Evidence for Identification
- French construction techniques (fastening patterns, French foot measurements)
- Brass coin weight bearing bust of Queen Anne (reigned 1702–1714)
- Wine glass stem decorated with crowns, commemorating 1714 coronation of George I
- French hunting sword with bust resembling Louis XV (took throne 1715)
- Urethral syringe with Paris maker's mark, dated 1707–1715
Cannons
30 cannons identified (24 recovered). Mixed origin — English and Swedish — consistent with a pirate vessel accumulating armament from captures. One carries the English founder's mark of John Fuller (Heathfield Furnace, East Sussex); four carry Swedish marks of Jesper Eliaeson Ehrencreutz (Södermanland), dated 1713.
Artifacts
By 2013: approximately 280,000 artifacts recovered including a 0.9-tonne anchor, ceramics, pewter, cannon apron, sword guard, coins, and ballast stones. In 2018: 16 fragments of paper recovered from inside a cannon, identified as pages from A Voyage to the South Sea, and Round the World (1708–1711) by Capt.
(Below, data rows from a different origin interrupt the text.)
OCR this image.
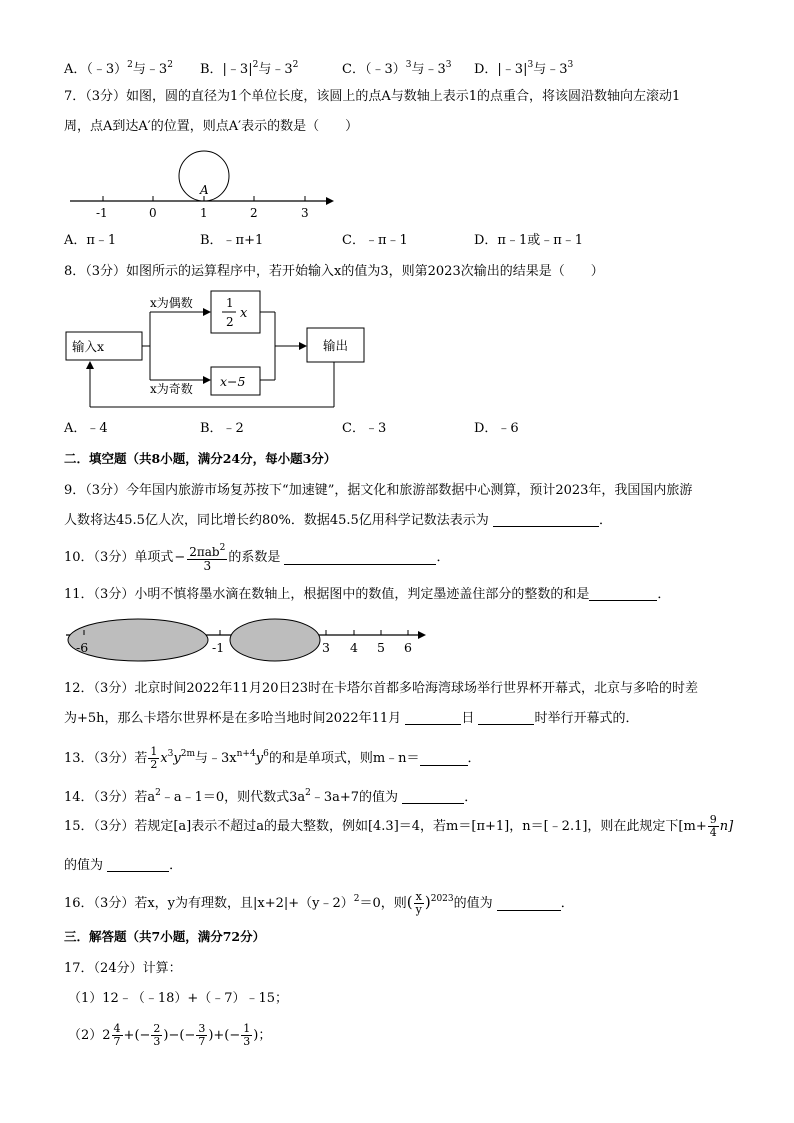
A．（﹣3）$^2$与$﹣3^2$ B．$|﹣3|^2$与$﹣3^2$	C．（﹣3）$^3$与$﹣3^3$ D．$|﹣3|^3$与$﹣3^3$
7．（3分）如图，圆的直径为1个单位长度，该圆上的点A与数轴上表示1的点重合，将该圆沿数轴向左滚动1
周，点A到达A′的位置，则点A′表示的数是（　　）
A
-1	0	1	2	3
输入x
x为偶数
x为奇数
1
2
x
x−5
输出
-6	-1	3 4 5 6
A．π﹣1	B．﹣π+1	C．﹣π﹣1	D．π﹣1或﹣π﹣1
8．（3分）如图所示的运算程序中，若开始输入x的值为3，则第2023次输出的结果是（　　）
A．﹣4	B．﹣2	C．﹣3	D．﹣6
二．填空题（共8小题，满分24分，每小题3分）
9．（3分）今年国内旅游市场复苏按下“加速键”，据文化和旅游部数据中心测算，预计2023年，我国国内旅游
人数将达45.5亿人次，同比增长约80%．数据45.5亿用科学记数法表示为	．
10．（3分）单项式− $\frac{2\pi ab^2}{3}$ 的系数是	．
11．（3分）小明不慎将墨水滴在数轴上，根据图中的数值，判定墨迹盖住部分的整数的和是	．
12．（3分）北京时间2022年11月20日23时在卡塔尔首都多哈海湾球场举行世界杯开幕式，北京与多哈的时差
为+5h，那么卡塔尔世界杯是在多哈当地时间2022年11月	日	时举行开幕式的．
13．（3分）若 $\frac{1}{2} x^3y^{2m}$与$﹣3x^{n+4}y^6$的和是单项式，则m﹣n＝	．
14．（3分）若$a^2﹣a﹣1=0$，则代数式$3a^2﹣3a+7$的值为	．
15．（3分）若规定[a]表示不超过a的最大整数，例如[4.3]＝4，若m＝[π+1]，n＝[﹣2.1]，则在此规定下$[m+ \frac{9}{4} n]$
的值为	．
16．（3分）若x，y为有理数，且|x+2|+（y﹣2）$^2$＝0，则( $\frac{x}{y} )^{2023}$的值为	．
三．解答题（共7小题，满分72分）
17．（24分）计算：
（1）12﹣（﹣18）+（﹣7）﹣15；
$(2)2 \frac{4}{7}$ +(− $\frac{2}{3}$ )−(− $\frac{3}{7}$ )+(− $\frac{1}{3}$ )；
Edward Cooke, used as cannon wadding.
The wreck was added to the U.S. National Register of Historic Places on 9 March 2004 (#04000148). Artifacts displayed at the North Carolina Maritime Museum (Beaufort), with loans to the Smithsonian and the Musée national de la Marine (Paris).
Legal Disputes
Ownership. The State of North Carolina claims ownership (wreck lies within state waters). In 1998, Intersal entered a memorandum of agreement with NCDNCR and MRI. Intersal forwent claims to coins/precious metals; received media and replica rights.
Allen v. Cooper
In 2013 and 2015, North Carolina posted videos of the wreck online without permission from Nautilus Productions (documenting recovery since 1998). Before posting, the NC legislature passed "Blackbeard's Law" (N.C. Gen Stat §121-25(b)), declaring all documentation of derelict vessels in state custody to be public record.
Nautilus sued for copyright infringement. The U.S. Supreme Court heard oral arguments 5 November 2019 and ruled 23 March 2020 in favor of North Carolina — the Copyright Remedy Clarification Act (1989) did not validly abrogate state sovereign immunity.
Nautilus filed new constitutional claims (5th and 14th Amendment). 30 June 2023: NC Governor Roy Cooper signed a bill repealing Blackbeard's Law.
Intersal Lawsuit
Intersal filed a separate breach-of-contract suit. In November 2019, the NC Supreme Court affirmed Intersal's right to proceed. February 2023: a judge ruled in Intersal's favor. Possible damages: $15.6M–$259.3M. Archaeological recovery ceased after the 2015 season due to the litigation.